CSP tells Covid inquiry: 'We weren’t sitting silent… [but] sometimes it felt like shouting into a void'

Providing evidence to the Scottish Covid-19 inquiry, the CSP outlined key lessons for the future.

Claire Ronald, CSP senior negotiating officer, at the Scottish Covid-19 inquiry.  Session starts at 1 hour 25 minutes

CSP senior negotiating officer for Scotland Claire Ronald gave evidence to the  Scottish Covid-19 inquiry on 25 April.

Claire outlined the contribution of the profession during the peak of the pandemic, but also how members were let down over crucial issues - with back-and-forth over the definition of aerosol generating procedures leading to physios not being afforded the highest level of personal protective equipment.

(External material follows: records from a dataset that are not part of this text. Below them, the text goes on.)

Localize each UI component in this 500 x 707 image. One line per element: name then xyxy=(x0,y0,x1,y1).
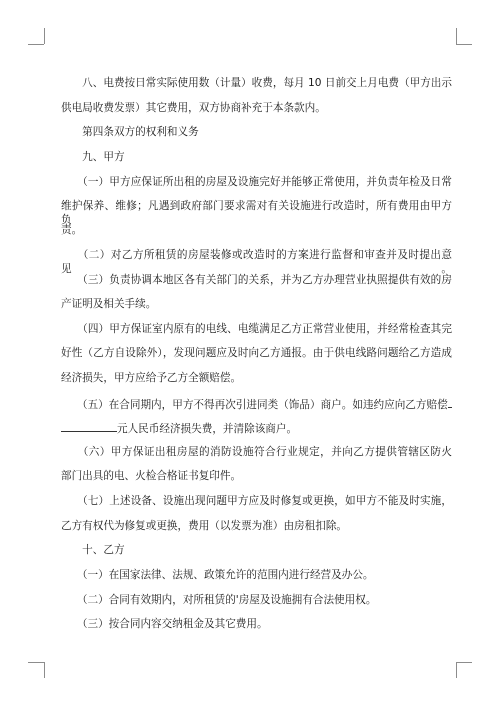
party-a-item-5-line-1 xyxy=(61,396,448,412)
paragraph-eight-line-1: 八、电费按日常实际使用数（计量）收费，每月 10 日前交上月电费（甲方出示 xyxy=(61,77,452,89)
compensation-blank-start xyxy=(448,396,452,408)
party-a-item-6-line-2: 部门出具的电、火检合格证书复印件。 xyxy=(61,470,242,482)
party-b-item-2: （二）合同有效期内，对所租赁的'房屋及设施拥有合法使用权。 xyxy=(61,594,377,606)
party-b-item-3: （三）按合同内容交纳租金及其它费用。 xyxy=(61,618,268,630)
party-b-item-1: （一）在国家法律、法规、政策允许的范围内进行经营及办公。 xyxy=(61,569,374,581)
party-a-item-2: （二）对乙方所租赁的房屋装修或改造时的方案进行监督和审查并及时提出意见。 xyxy=(61,249,452,275)
party-a-item-7-line-2: 乙方有权代为修复或更换，费用（以发票为准）由房租扣除。 xyxy=(61,520,348,532)
party-a-item-6-line-1: （六）甲方保证出租房屋的消防设施符合行业规定，并向乙方提供管辖区防火 xyxy=(61,446,452,458)
compensation-amount-blank xyxy=(61,420,117,432)
party-a-item-7-line-1: （七）上述设备、设施出现问题甲方应及时修复或更换，如甲方不能及时实施， xyxy=(61,495,452,507)
party-a-item-4-line-2: 好性（乙方自设除外），发现问题应及时向乙方通报。由于供电线路问题给乙方造成 xyxy=(61,347,452,359)
party-a-item-3-line-1: （三）负责协调本地区各有关部门的关系，并为乙方办理营业执照提供有效的房 xyxy=(61,274,452,286)
party-a-item-4-line-3: 经济损失，甲方应给予乙方全额赔偿。 xyxy=(61,372,242,384)
paragraph-eight-line-2: 供电局收费发票）其它费用，双方协商补充于本条款内。 xyxy=(61,102,326,114)
party-a-item-5-line-2 xyxy=(61,420,452,436)
heading-party-b: 十、乙方 xyxy=(61,544,125,556)
party-a-item-1-line-1: （一）甲方应保证所出租的房屋及设施完好并能够正常使用，并负责年检及日常 xyxy=(61,176,452,188)
party-a-item-5-text-1: （五）在合同期内，甲方不得再次引进同类（饰品）商户。如违约应向乙方赔偿 xyxy=(61,399,448,411)
party-a-item-3-line-2: 产证明及相关手续。 xyxy=(61,298,157,310)
party-a-item-5-text-2: 元人民币经济损失费，并清除该商户。 xyxy=(117,423,298,435)
party-a-item-4-line-1: （四）甲方保证室内原有的电线、电缆满足乙方正常营业使用，并经常检查其完 xyxy=(61,323,452,335)
heading-party-a: 九、甲方 xyxy=(61,151,125,163)
section-heading-article-four: 第四条双方的权利和义务 xyxy=(61,126,199,138)
party-a-item-1-line-3: 责。 xyxy=(61,224,83,236)
party-a-item-1-line-2: 维护保养、维修；凡遇到政府部门要求需对有关设施进行改造时，所有费用由甲方负 xyxy=(61,200,452,226)
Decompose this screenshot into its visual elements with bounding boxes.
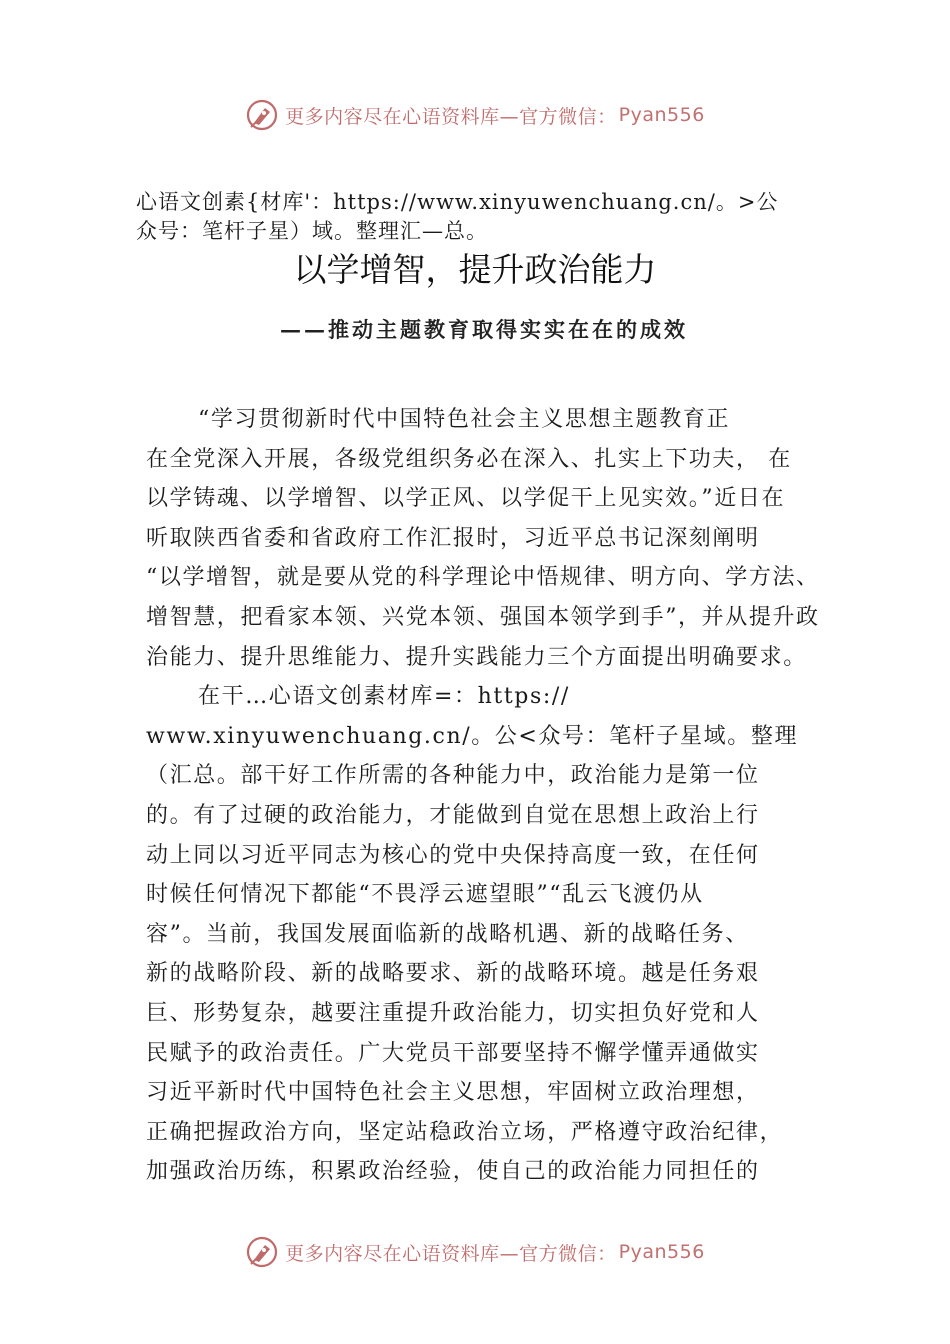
pen-nib-logo-icon: [245, 1235, 279, 1269]
watermark-handle: Pyan556: [618, 1241, 705, 1263]
body-line: 听取陕西省委和省政府工作汇报时，习近平总书记深刻阐明: [146, 525, 760, 551]
body-line: 民赋予的政治责任。广大党员干部要坚持不懈学懂弄通做实: [146, 1040, 760, 1066]
body-line: 在干…心语文创素材库=：https://: [198, 684, 570, 710]
page-title: 以学增智，提升政治能力: [293, 250, 657, 289]
body-line: 习近平新时代中国特色社会主义思想，牢固树立政治理想，: [146, 1080, 760, 1106]
body-line: 增智慧，把看家本领、兴党本领、强国本领学到手”，并从提升政: [146, 604, 820, 630]
body-line: 以学铸魂、以学增智、以学正风、以学促干上见实效。”近日在: [146, 486, 786, 512]
body-line: 正确把握政治方向，坚定站稳政治立场，严格遵守政治纪律，: [146, 1119, 784, 1145]
body-line: 的。有了过硬的政治能力，才能做到自觉在思想上政治上行: [146, 802, 760, 828]
article-body: [146, 400, 836, 1192]
pen-nib-logo-icon: [245, 98, 279, 132]
body-line: 时候任何情况下都能“不畏浮云遮望眼”“乱云飞渡仍从: [146, 882, 704, 908]
watermark-handle: Pyan556: [618, 104, 705, 126]
body-line: “以学增智，就是要从党的科学理论中悟规律、明方向、学方法、: [146, 565, 820, 591]
source-note-line: 心语文创素{材库'：https://www.xinyuwenchuang.cn/。>公: [136, 190, 779, 214]
bottom-watermark-banner: [0, 1232, 950, 1272]
source-note-line: 众号：笔杆子星）域。整理汇—总。: [136, 219, 488, 243]
body-line: 在全党深入开展，各级党组织务必在深入、扎实上下功夫， 在: [146, 446, 792, 472]
body-line: 动上同以习近平同志为核心的党中央保持高度一致，在任何: [146, 842, 760, 868]
body-line: （汇总。部干好工作所需的各种能力中，政治能力是第一位: [146, 763, 760, 789]
top-watermark-banner: [0, 95, 950, 135]
watermark-text: 更多内容尽在心语资料库—官方微信：: [285, 1242, 617, 1265]
body-line: www.xinyuwenchuang.cn/。公<众号：笔杆子星域。整理: [146, 723, 799, 749]
body-line: 治能力、提升思维能力、提升实践能力三个方面提出明确要求。: [146, 644, 807, 670]
watermark-text: 更多内容尽在心语资料库—官方微信：: [285, 105, 617, 128]
body-line: 巨、形势复杂，越要注重提升政治能力，切实担负好党和人: [146, 1000, 760, 1026]
page-subtitle: ——推动主题教育取得实实在在的成效: [280, 317, 688, 342]
body-line: 新的战略阶段、新的战略要求、新的战略环境。越是任务艰: [146, 961, 760, 987]
body-line: “学习贯彻新时代中国特色社会主义思想主题教育正: [198, 407, 731, 432]
body-line: 容”。当前，我国发展面临新的战略机遇、新的战略任务、: [146, 921, 749, 947]
source-note: [136, 188, 826, 246]
body-line: 加强政治历练，积累政治经验，使自己的政治能力同担任的: [146, 1159, 760, 1185]
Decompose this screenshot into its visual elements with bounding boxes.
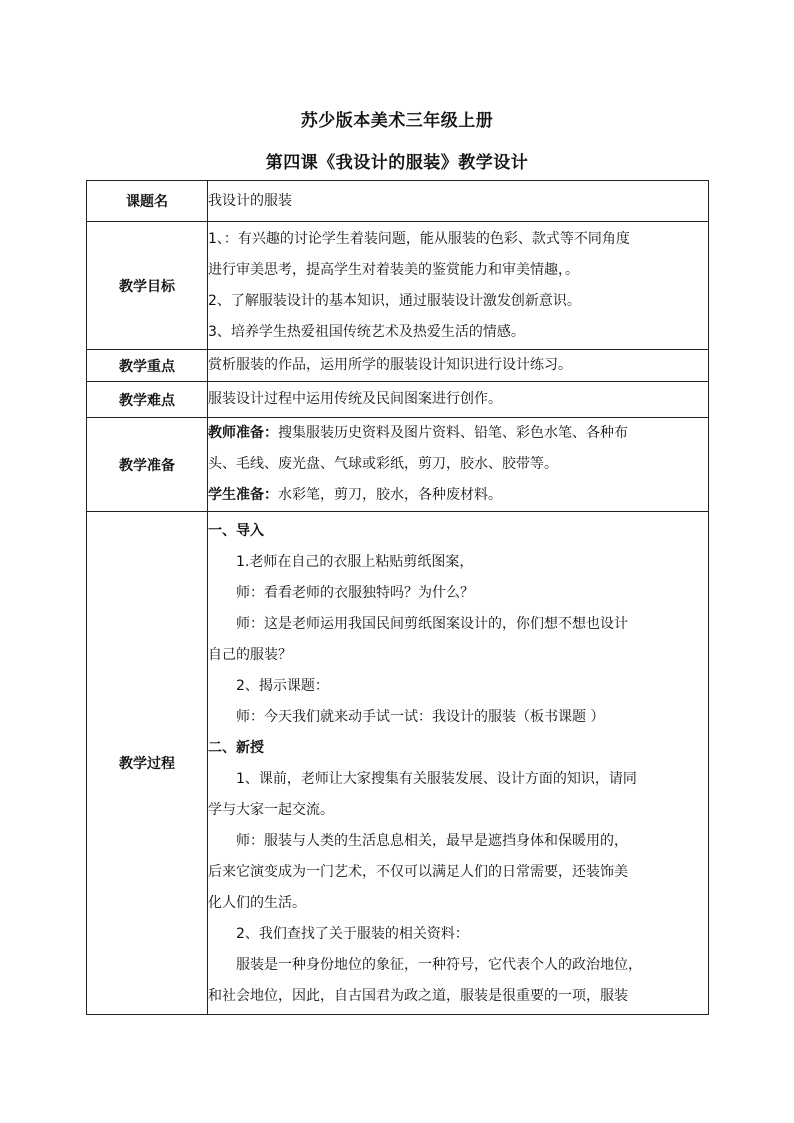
goals-label: 教学目标 [87, 222, 208, 350]
goals-line: 2、了解服装设计的基本知识，通过服装设计激发创新意识。 [208, 292, 581, 309]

The inquiry took a positive, forwarding-looking approach, seeking to identify lessons for now and the future.

Here, Claire argued the restoration of rehab spaces – and improved workforce planning & and supply – is needed today to cope with the population’s unmet rehabilitation needs.  

You need to have that investment in rehabilitation and have it meaningful.  

'You’re not going to get patients out of hospital unless you’re… returning as much mobility and function as possible. That’s where physiotherapy is key, and where our rehab spaces are key.'

Claire also argued that improved partnership working – with clearer and more consistent input of trade union and professional bodies into decision making processes - would benefit members and patients in any future pandemic.

'There’s scope to involve us in multiple ways. Trade union channels should have been open to us… where we’re talking about terms and conditions, and then talking about professional issues like PPE its about having the right roots for joint communication.'

The CSP's evidence received considerable media attention, with the Scotsman, Scottish Times, and Herald - among others - covering our evidence of how pandemic decision-making was continuing to have a knock-on effect on patients' recovery.

The Scottish Covid-19 inquiry is an independent public inquiry examining how Scotland responded to the pandemic.  It is running in parallel to the UK Covid-19 inquiry, with a memorandum of understanding agreed to link the two.